Throughout this whole exchange, Zooey and I are standing there awkwardly in our scratchy paper-towel collars, holding our bags of candy. It is so weird to see someone be so friendly and affectionate with Maude. I realize I’d never seen her interact with anyone outside of me and Zooey.

“Hey, Zooey,” Piper says. “Do you and your friend want to come in?” She gives me a small smile and my heart leaps. YES! Yes, I do want to come in! Even if you don’t remember me.

Zooey makes an angry sound in her throat and says tightly, “That’s all right. We’ve got some more houses to hit.” I blink at her but realize it would be kind of weird if I stayed without her, so I mumble good-bye to Piper, give one last longing look inside her adorable house, and follow Zooey down the steps.

“You didn’t want to stay?” I ask when I catch up.

“Nope,” she says as we join a pack of witches crossing to the other side of the common.

“Why not?” I ask, an odd feeling in my stomach.

She swings around to face me, and the pack of witches trots up the front walk of a tall house, leaving us alone under a streetlamp. “Why would you want to stay? She barely said a word to you.”

I’m caught off guard by the question. “Just thought it would be fun, that’s all.”

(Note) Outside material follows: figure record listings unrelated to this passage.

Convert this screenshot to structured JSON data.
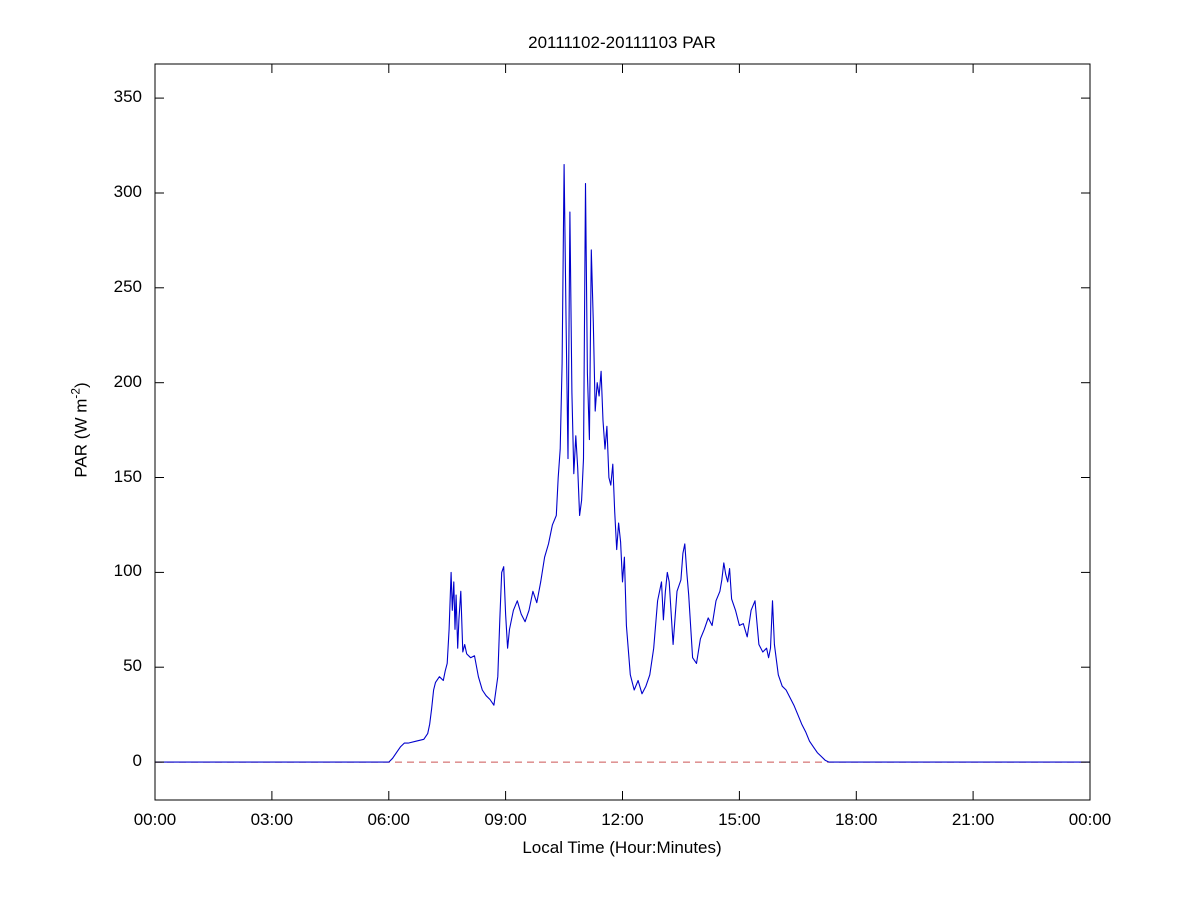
{
  "chart": {
    "title": "20111102-20111103 PAR",
    "xlabel": "Local Time (Hour:Minutes)",
    "ylabel_prefix": "PAR (W m",
    "ylabel_sup": "-2",
    "ylabel_suffix": ")"
  },
  "chart_data": {
    "type": "line",
    "title": "20111102-20111103 PAR",
    "xlabel": "Local Time (Hour:Minutes)",
    "ylabel": "PAR (W m^-2)",
    "grid": false,
    "legend": "none",
    "xlim_hours": [
      0,
      24
    ],
    "ylim": [
      -20,
      368
    ],
    "xticks": [
      {
        "hour": 0,
        "label": "00:00"
      },
      {
        "hour": 3,
        "label": "03:00"
      },
      {
        "hour": 6,
        "label": "06:00"
      },
      {
        "hour": 9,
        "label": "09:00"
      },
      {
        "hour": 12,
        "label": "12:00"
      },
      {
        "hour": 15,
        "label": "15:00"
      },
      {
        "hour": 18,
        "label": "18:00"
      },
      {
        "hour": 21,
        "label": "21:00"
      },
      {
        "hour": 24,
        "label": "00:00"
      }
    ],
    "yticks": [
      0,
      50,
      100,
      150,
      200,
      250,
      300,
      350
    ],
    "series": [
      {
        "name": "PAR",
        "color": "#0000cc",
        "style": "solid",
        "x_hours": [
          0,
          6.0,
          6.1,
          6.2,
          6.3,
          6.4,
          6.5,
          6.7,
          6.9,
          7.0,
          7.05,
          7.1,
          7.15,
          7.2,
          7.3,
          7.4,
          7.45,
          7.5,
          7.55,
          7.6,
          7.63,
          7.67,
          7.7,
          7.73,
          7.77,
          7.8,
          7.85,
          7.9,
          7.95,
          8.0,
          8.1,
          8.2,
          8.3,
          8.4,
          8.5,
          8.6,
          8.7,
          8.8,
          8.85,
          8.9,
          8.95,
          9.0,
          9.05,
          9.1,
          9.2,
          9.3,
          9.4,
          9.5,
          9.6,
          9.7,
          9.8,
          9.9,
          10.0,
          10.1,
          10.2,
          10.3,
          10.35,
          10.4,
          10.45,
          10.5,
          10.55,
          10.6,
          10.65,
          10.7,
          10.75,
          10.8,
          10.85,
          10.9,
          10.95,
          11.0,
          11.05,
          11.1,
          11.15,
          11.2,
          11.25,
          11.3,
          11.35,
          11.4,
          11.45,
          11.5,
          11.55,
          11.6,
          11.65,
          11.7,
          11.75,
          11.8,
          11.85,
          11.9,
          11.95,
          12.0,
          12.05,
          12.1,
          12.2,
          12.3,
          12.4,
          12.5,
          12.6,
          12.7,
          12.8,
          12.9,
          13.0,
          13.05,
          13.1,
          13.15,
          13.2,
          13.3,
          13.4,
          13.5,
          13.55,
          13.6,
          13.65,
          13.7,
          13.8,
          13.9,
          14.0,
          14.1,
          14.2,
          14.3,
          14.4,
          14.5,
          14.55,
          14.6,
          14.65,
          14.7,
          14.75,
          14.8,
          14.9,
          15.0,
          15.1,
          15.2,
          15.3,
          15.4,
          15.5,
          15.6,
          15.7,
          15.75,
          15.8,
          15.85,
          15.9,
          16.0,
          16.1,
          16.2,
          16.3,
          16.4,
          16.5,
          16.6,
          16.7,
          16.8,
          16.9,
          17.0,
          17.1,
          17.2,
          17.3,
          18.0,
          24.0
        ],
        "values": [
          0,
          0,
          2,
          5,
          8,
          10,
          10,
          11,
          12,
          15,
          20,
          28,
          38,
          42,
          45,
          43,
          48,
          52,
          70,
          100,
          80,
          95,
          70,
          88,
          60,
          75,
          90,
          58,
          62,
          57,
          55,
          56,
          45,
          38,
          35,
          33,
          30,
          45,
          75,
          100,
          103,
          78,
          60,
          70,
          80,
          85,
          78,
          74,
          80,
          90,
          84,
          95,
          108,
          115,
          125,
          130,
          150,
          165,
          210,
          315,
          235,
          160,
          290,
          195,
          152,
          172,
          155,
          130,
          138,
          160,
          305,
          205,
          170,
          270,
          232,
          185,
          200,
          193,
          206,
          180,
          165,
          177,
          150,
          146,
          157,
          132,
          112,
          126,
          116,
          95,
          108,
          72,
          46,
          38,
          43,
          36,
          40,
          46,
          60,
          85,
          95,
          75,
          90,
          100,
          95,
          62,
          90,
          96,
          110,
          115,
          100,
          88,
          55,
          52,
          65,
          70,
          76,
          72,
          85,
          90,
          96,
          105,
          99,
          95,
          102,
          86,
          80,
          72,
          73,
          66,
          80,
          85,
          62,
          58,
          60,
          55,
          60,
          85,
          62,
          46,
          40,
          38,
          34,
          30,
          25,
          20,
          16,
          11,
          8,
          5,
          3,
          1,
          0,
          0,
          0
        ]
      },
      {
        "name": "zero-reference",
        "color": "#cc5555",
        "style": "dashed",
        "y": 0
      }
    ]
  }
}
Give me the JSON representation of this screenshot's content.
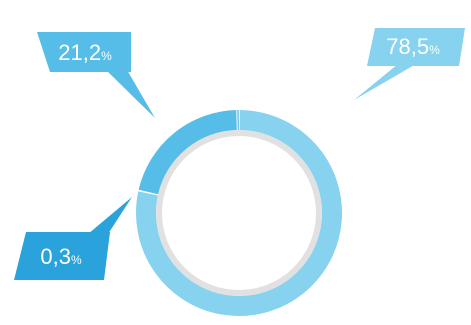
{
  "chart_data": {
    "type": "pie",
    "style": "donut",
    "slices": [
      {
        "value": 78.5,
        "label": "78,5",
        "unit": "%",
        "color": "#86D2EF"
      },
      {
        "value": 21.2,
        "label": "21,2",
        "unit": "%",
        "color": "#55BDE7"
      },
      {
        "value": 0.3,
        "label": "0,3",
        "unit": "%",
        "color": "#2AA3DC"
      }
    ],
    "inner_ring_color": "#E1E1E1",
    "title": "",
    "legend": "none"
  }
}
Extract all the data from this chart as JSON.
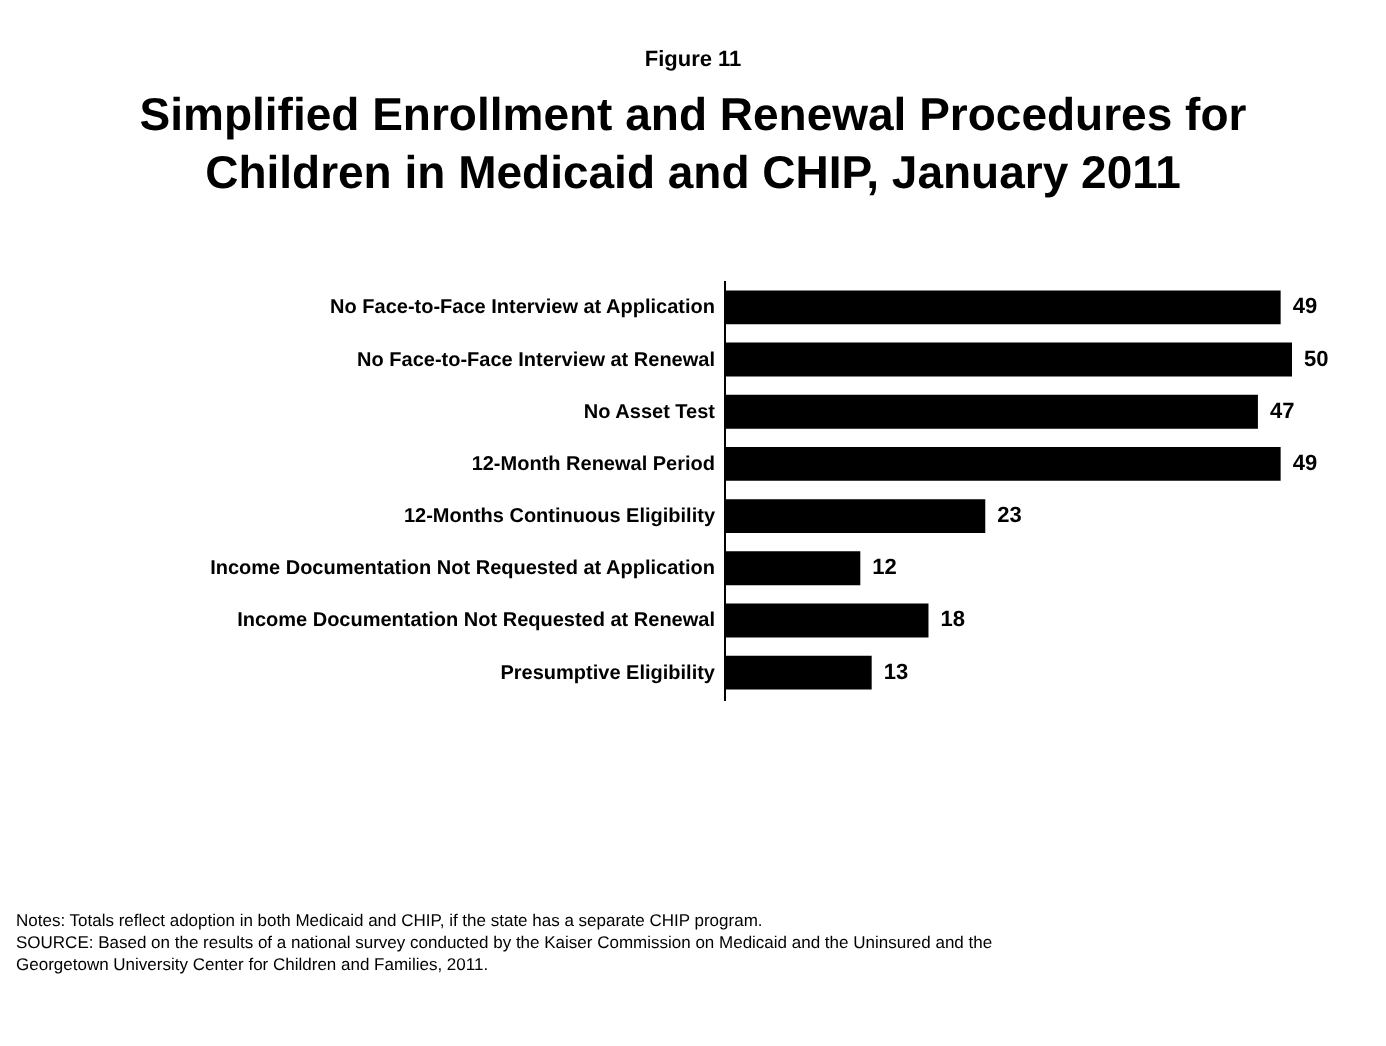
{
  "chart_data": {
    "type": "bar",
    "orientation": "horizontal",
    "title": "Simplified Enrollment and Renewal Procedures for Children in Medicaid and CHIP, January 2011",
    "categories": [
      "No Face-to-Face Interview at Application",
      "No Face-to-Face Interview at Renewal",
      "No Asset Test",
      "12-Month Renewal Period",
      "12-Months Continuous Eligibility",
      "Income Documentation Not Requested at Application",
      "Income Documentation Not Requested at Renewal",
      "Presumptive Eligibility"
    ],
    "values": [
      49,
      50,
      47,
      49,
      23,
      12,
      18,
      13
    ],
    "color": "#000000",
    "data_labels": true,
    "grid": false,
    "annotations": [
      "Figure 11",
      "Notes: Totals reflect adoption in both Medicaid and CHIP, if the state has a separate CHIP program.",
      "SOURCE: Based on the results of a national survey conducted by the Kaiser Commission on Medicaid and the Uninsured and the Georgetown University Center for Children and Families, 2011."
    ]
  }
}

Zooey makes a snorting sound, but not like the one she makes when she’s laughing. “Fun. Right.” We step aside so the returning witches can pass, and walk silently up the path. It’s not as fun this time to tell the person at the door who we are. I think it’s our lack of enthusiasm that makes the man say, “A little old for this, aren’t you, ladies?”

When we get back to the sidewalk, Zooey says, “Look, I’m trying to make it a point not to be friends with people who are jerks. I think you should, too.”

“Piper’s not a jerk,” I say, my lower lip quivering. I wish I could tell Zooey the truth. I really do.

Her anger seems to deflate a bit. “Everyone’s a jerk sometimes, Hattie.”

Things are a little icy between us until we get to the Dentist’s House, where my mom and dad are chatting and laughing on the front porch with the couple who owns the house next door, a bowl of colorful toothbrushes wrapped in cellophane on the railing. There is a giant coffeepot full of hot cider, a stack of paper cups next to it on a wooden side table. Mom’s dressed up like a witch, and Dad has taken his gorilla mask off so he’s just an exceptionally furry-except-his-face dude.

He comes loping over to us, making a gorilla face and grunting, pretending to pick a bug from Zooey’s hair and eating it. She laughs, even lets out a little snort.

“Ugh, Dad !” I groan.

Zooey gives me a sideways It’s okay smile and puts her arm around me as we pose against the railing for pictures.